They've signed Rasheed Wallace, giving them an extraordinary backup big man who'll bring versatility to their bench.
They've gotten a commitment from Marquis Daniels, who will give them crucial bench minutes in relief of Paul Pierce and Ray Allen.
They've signed Shelden Williams on the cheap, a solid insurance policy should one of their other bigs get hurt.
They've hammered out a reasonable extension for Glen Davis, locking up one of the team's rising stars.
And, perhaps most importantly, they resisted the temptation to rashly trade up from the No. 58 pick in this summer's draft. In doing so, they've kept the team's superb nucleus intact.
When the season ended, all the Celtics had was a starting five, and even that was on the verge of being torn apart. Now they have the league's best starters and an unexpectedly deep bench, to boot.
There's only one thing they're missing.
Rajon Rondo is one of the game's best young point guards, but he runs the risk of entering the preseason with no backup in place. Rondo has the talent to give you a triple-double on any given night, but if he's worn out come April, he won't still be doing it in the playoffs. Not like he did this spring.
Rondo needs a backup. And so far, neither coach Doc Rivers nor GM Danny Ainge has said anything encouraging about the second point guard situation.
Here's what they have said:
Daniels and the recently re-signed Eddie House, according to the Celtics' brass, are the two options. The C's have tons of wing players, and these two backups supposedly have the flexibility to move to the point in a pinch.
Excuse me for being skeptical.
Daniels is not a point guard. He just isn't. At 28, the 6-foot-6 former Pacer had a breakout season as a forward last season, averaging a career-high 4.6 rebounds per game, including 1.5 on the offensive end of the floor. He was physical, he was athletic and he was a stellar one-on-one defender against opposing small forwards.
Moving him to the point would be a step in the wrong direction. With 114 assists and 94 turnovers last season, Daniels gave the C's reason to question his passing ability — but that's OK. It's not his skill set, and the C's knew that when they first went after him. He's a small forward — that's why he's here.
As for House, he's pretty much the definition of a shooting guard. He thrives on the wing, where he can chill out and wait for the open jumper — and he hits them like no one else. Last season, he led the C's with his 44.4 percent shooting from beyond the arc.
If the Celtics want House at his best, they should use him at the two when Rondo is on the floor. That way, Rondo, with his freakish athleticism, can draw the attention of wing defenders, thus creating more open looks for House. House needs those shots to be effective. Moving him to the point would completely change the way opposing defenses play him. And that can't be good.
For the Celtics, there are really only two satisfactory explanations for this Rondo backup situation. Neither involves Daniels or House.
1. Lester Hudson, the Celtics' selection with that No. 58 pick in the draft, is the team's secret weapon, and they're keeping him under wraps until he comes off the bench this fall. Hudson broke his finger in summer-league action, but he's got talent when healthy. Can he run the point? There's a chance.
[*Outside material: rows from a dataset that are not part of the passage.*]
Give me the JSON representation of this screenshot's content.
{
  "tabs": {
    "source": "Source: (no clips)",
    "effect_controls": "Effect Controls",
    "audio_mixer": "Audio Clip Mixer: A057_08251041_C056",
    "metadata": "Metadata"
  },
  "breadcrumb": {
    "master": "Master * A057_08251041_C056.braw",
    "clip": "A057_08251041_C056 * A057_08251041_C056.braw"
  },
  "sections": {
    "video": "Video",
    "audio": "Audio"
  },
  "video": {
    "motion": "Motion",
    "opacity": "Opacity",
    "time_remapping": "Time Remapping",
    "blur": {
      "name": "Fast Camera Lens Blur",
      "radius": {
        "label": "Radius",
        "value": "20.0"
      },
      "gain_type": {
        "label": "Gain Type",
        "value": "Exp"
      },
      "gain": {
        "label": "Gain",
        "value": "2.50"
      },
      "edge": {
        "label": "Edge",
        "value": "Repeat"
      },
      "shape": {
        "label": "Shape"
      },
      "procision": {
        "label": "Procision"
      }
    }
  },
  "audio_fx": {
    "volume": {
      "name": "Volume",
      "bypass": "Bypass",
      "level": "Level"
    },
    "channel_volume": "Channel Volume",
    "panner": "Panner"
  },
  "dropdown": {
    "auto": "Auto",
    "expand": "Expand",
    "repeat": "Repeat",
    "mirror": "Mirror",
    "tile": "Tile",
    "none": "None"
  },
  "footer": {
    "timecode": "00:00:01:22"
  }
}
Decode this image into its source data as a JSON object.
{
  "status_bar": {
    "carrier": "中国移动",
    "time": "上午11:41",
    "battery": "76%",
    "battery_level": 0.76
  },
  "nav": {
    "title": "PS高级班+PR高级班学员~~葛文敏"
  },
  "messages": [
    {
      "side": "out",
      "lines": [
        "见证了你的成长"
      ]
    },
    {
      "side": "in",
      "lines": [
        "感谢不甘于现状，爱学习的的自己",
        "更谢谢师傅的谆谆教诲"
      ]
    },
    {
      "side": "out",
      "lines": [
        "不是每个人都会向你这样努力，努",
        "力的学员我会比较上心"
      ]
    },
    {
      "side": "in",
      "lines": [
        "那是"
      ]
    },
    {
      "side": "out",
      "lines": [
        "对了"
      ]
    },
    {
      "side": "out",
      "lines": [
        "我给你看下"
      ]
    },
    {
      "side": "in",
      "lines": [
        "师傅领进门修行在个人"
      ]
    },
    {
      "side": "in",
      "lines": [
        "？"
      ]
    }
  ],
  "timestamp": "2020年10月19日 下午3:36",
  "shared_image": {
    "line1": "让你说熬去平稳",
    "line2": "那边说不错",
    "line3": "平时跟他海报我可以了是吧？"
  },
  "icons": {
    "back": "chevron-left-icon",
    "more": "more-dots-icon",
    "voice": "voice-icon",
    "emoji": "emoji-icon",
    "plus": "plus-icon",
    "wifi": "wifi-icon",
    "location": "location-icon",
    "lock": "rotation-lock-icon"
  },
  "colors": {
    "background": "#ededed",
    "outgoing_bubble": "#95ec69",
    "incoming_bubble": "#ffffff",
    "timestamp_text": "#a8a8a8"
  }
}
2. Maybe the Celtics are still working on making a move.
There are several decent backups still available on the scrap heap. Most notably, there's Bobby Jackson, who's getting on in years but played decently for Sacramento last season. There's also Tyronn Lue, who was an okay backup for Rafer Alston in Orlando last season. He's also on the open market.
What the Celtics would like, ideally, is a guy with experience playing for a championship contender. Rondo, of course, has it. Will his backup have it, too?
That's the question. And it needs to be answered in the coming weeks, or else the Celtics' depth won't end up quite as strong as it's cracked up to be.